Sam jump started his musical career during the blues revival of the late Sixties and enjoyed another 15 years in the musical spotlight, right up until his death in 1983. Sam was truly grateful for another shot at the stage when he was well past retirement age. Sam used to say,"There aren't many second acts in life, but I'm one of them." He was right and Sam went on and outlived all of his first generation blues contemporaries like Furry Lewis, Skip James, Mississippi John Hurt, and Bukka White who also got a second chance at stardom during the blues revival of the 60s.
The song embedded,
Brownskin Women is a variation on Big Road Blues a song originally recorded by another one Sam Chatmon's musical peers, Tommy Johnson. Notice how Sam works the walking bass line on his guitar... He reaches under the low E string with his thumb and then snaps off the low E string to get an amazing effect. Sam is one of a less than a dozen or so blues guitarists who mastered this difficult technique.
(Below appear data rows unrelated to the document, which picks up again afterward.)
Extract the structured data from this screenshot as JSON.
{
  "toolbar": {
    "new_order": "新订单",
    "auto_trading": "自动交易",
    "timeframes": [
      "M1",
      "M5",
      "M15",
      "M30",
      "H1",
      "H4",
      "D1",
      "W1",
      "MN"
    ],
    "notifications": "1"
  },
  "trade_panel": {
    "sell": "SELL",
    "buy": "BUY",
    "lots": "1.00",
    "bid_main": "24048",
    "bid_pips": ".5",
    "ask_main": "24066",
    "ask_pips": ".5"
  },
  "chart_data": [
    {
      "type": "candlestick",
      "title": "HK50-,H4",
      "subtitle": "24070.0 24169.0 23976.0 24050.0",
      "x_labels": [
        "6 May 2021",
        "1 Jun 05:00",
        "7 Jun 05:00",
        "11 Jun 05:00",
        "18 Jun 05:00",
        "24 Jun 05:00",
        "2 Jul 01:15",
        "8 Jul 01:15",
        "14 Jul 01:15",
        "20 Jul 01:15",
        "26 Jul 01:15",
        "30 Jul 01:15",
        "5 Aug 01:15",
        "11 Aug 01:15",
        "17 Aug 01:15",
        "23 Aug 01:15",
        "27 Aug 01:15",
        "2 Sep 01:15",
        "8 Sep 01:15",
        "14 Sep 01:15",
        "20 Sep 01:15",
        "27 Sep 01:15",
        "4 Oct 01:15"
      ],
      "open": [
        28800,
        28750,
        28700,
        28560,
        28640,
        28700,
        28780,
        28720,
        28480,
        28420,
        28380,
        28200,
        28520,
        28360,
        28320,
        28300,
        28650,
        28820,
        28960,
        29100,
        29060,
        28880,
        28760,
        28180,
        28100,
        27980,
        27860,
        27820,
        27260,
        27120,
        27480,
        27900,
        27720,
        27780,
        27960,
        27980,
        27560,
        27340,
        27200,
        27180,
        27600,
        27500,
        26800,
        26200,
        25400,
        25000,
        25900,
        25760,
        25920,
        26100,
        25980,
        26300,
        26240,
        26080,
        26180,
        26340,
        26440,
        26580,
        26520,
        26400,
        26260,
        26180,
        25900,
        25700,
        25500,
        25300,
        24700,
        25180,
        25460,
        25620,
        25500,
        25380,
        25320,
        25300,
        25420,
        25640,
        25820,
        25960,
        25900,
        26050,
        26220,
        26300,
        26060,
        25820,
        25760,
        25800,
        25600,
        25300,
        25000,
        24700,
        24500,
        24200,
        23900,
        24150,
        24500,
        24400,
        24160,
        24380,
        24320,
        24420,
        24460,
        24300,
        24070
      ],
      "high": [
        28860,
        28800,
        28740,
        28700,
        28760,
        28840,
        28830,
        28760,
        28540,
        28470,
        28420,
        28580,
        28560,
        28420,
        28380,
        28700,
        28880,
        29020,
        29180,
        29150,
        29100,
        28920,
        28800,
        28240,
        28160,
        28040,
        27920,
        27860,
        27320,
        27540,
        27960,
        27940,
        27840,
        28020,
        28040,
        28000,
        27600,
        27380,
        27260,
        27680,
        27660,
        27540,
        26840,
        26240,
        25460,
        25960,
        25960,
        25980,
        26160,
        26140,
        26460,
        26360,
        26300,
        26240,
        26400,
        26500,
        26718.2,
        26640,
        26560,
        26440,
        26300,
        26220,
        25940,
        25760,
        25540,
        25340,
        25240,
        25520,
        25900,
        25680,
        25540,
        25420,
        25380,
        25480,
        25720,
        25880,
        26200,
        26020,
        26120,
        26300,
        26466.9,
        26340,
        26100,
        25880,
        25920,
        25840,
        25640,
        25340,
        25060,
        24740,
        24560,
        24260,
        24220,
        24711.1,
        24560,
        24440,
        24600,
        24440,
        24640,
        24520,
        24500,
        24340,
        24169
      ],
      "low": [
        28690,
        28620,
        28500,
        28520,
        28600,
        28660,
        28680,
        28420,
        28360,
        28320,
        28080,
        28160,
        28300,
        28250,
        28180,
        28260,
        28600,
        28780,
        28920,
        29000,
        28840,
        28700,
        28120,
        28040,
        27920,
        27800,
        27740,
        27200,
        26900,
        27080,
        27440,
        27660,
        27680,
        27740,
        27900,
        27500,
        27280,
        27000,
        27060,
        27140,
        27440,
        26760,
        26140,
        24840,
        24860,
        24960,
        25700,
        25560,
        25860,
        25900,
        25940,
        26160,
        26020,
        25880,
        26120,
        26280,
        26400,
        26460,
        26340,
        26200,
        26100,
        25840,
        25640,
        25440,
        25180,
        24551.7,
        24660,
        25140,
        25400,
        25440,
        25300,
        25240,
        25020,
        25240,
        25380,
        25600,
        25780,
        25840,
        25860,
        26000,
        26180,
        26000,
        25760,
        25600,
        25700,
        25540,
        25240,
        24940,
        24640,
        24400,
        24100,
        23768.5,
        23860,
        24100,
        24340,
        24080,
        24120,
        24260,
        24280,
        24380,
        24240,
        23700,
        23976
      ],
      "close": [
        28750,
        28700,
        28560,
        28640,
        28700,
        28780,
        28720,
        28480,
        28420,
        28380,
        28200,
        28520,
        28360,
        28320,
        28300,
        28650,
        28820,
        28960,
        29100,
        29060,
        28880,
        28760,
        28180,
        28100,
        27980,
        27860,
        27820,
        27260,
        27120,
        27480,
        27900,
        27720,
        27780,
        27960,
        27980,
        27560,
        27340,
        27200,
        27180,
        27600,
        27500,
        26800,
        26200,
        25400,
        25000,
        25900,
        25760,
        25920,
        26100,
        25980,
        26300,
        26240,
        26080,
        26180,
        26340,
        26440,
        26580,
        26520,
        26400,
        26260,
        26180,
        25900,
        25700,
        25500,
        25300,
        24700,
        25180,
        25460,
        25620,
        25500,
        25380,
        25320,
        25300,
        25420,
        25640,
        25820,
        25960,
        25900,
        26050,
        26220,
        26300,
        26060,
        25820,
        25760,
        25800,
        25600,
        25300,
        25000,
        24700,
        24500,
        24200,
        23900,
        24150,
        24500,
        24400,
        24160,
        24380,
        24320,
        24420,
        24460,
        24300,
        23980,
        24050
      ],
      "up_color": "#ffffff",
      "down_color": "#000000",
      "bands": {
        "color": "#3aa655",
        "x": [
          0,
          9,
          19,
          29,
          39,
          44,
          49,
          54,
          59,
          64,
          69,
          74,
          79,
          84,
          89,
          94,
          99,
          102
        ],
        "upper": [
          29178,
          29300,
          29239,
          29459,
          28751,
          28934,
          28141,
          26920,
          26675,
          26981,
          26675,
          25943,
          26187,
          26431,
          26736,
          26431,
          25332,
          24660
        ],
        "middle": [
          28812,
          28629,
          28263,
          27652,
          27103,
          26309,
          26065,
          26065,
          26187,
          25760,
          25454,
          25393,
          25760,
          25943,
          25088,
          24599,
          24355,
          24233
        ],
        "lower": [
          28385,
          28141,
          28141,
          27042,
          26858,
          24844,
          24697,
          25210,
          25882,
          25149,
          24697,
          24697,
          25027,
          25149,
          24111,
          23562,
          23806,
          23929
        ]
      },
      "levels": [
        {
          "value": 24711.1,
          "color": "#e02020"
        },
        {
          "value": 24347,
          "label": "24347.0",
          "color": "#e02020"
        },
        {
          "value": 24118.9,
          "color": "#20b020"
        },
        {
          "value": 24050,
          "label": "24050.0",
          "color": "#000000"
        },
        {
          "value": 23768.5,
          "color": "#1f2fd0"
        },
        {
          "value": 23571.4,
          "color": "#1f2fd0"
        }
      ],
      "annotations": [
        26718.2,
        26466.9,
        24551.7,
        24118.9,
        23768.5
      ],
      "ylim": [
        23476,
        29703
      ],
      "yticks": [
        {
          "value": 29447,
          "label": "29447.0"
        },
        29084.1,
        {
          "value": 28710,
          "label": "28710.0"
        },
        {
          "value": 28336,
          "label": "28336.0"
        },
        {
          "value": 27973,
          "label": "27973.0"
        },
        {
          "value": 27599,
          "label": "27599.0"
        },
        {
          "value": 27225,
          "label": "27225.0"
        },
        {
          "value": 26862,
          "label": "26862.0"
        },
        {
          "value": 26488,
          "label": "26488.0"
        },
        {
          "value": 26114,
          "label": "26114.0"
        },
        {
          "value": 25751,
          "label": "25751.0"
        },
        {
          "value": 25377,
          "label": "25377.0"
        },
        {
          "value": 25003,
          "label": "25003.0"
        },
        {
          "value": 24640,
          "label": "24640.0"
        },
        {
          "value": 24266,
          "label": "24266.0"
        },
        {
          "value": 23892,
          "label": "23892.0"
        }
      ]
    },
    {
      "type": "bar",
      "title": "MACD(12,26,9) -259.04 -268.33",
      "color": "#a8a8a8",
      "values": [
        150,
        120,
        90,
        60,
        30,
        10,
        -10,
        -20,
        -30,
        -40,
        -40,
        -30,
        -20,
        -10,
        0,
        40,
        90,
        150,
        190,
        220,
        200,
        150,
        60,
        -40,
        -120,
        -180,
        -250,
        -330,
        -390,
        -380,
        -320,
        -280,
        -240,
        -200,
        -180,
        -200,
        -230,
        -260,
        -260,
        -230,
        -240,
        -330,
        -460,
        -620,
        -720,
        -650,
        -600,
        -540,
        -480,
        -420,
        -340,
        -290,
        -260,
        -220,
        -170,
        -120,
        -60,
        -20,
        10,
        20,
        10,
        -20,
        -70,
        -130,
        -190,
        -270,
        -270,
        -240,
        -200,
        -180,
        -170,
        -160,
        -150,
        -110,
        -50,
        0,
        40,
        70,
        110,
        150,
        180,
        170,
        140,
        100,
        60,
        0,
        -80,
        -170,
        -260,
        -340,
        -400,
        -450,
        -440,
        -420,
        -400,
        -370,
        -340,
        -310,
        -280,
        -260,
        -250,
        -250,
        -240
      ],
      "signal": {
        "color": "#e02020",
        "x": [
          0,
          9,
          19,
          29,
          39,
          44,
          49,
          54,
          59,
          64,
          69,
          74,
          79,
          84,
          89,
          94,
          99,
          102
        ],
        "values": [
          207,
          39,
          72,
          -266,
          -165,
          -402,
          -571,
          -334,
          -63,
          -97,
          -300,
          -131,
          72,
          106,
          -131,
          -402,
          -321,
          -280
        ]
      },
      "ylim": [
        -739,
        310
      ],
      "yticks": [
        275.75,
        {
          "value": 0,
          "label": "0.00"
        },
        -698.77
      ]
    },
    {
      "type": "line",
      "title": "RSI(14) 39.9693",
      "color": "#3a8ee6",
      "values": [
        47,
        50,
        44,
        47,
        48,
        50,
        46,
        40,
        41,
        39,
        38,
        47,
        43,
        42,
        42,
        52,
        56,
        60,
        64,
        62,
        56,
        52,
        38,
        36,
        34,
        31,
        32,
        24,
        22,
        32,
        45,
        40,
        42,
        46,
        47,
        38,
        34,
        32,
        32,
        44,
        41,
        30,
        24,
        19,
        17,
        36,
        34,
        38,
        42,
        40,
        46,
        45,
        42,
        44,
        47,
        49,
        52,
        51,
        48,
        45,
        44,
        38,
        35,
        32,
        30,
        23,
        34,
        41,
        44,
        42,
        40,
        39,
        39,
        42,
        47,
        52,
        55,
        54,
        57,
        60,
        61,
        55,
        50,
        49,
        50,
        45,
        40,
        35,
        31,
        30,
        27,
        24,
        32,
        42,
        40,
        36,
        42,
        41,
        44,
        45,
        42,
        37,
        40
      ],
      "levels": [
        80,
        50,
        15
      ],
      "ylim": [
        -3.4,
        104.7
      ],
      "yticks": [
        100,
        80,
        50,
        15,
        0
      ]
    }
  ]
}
Sam always told me he invented the this string snapping technique. He also told me he was only guitarist on the face of the earth who knew how to snap the strings in precisely the right manner. You hear a lot of this sort of self promoting bravado and musical brinksmanship if you hang around long enough with old blues men, but as far as I could tell Sam wasn't just making an idle boast with that particular story of his.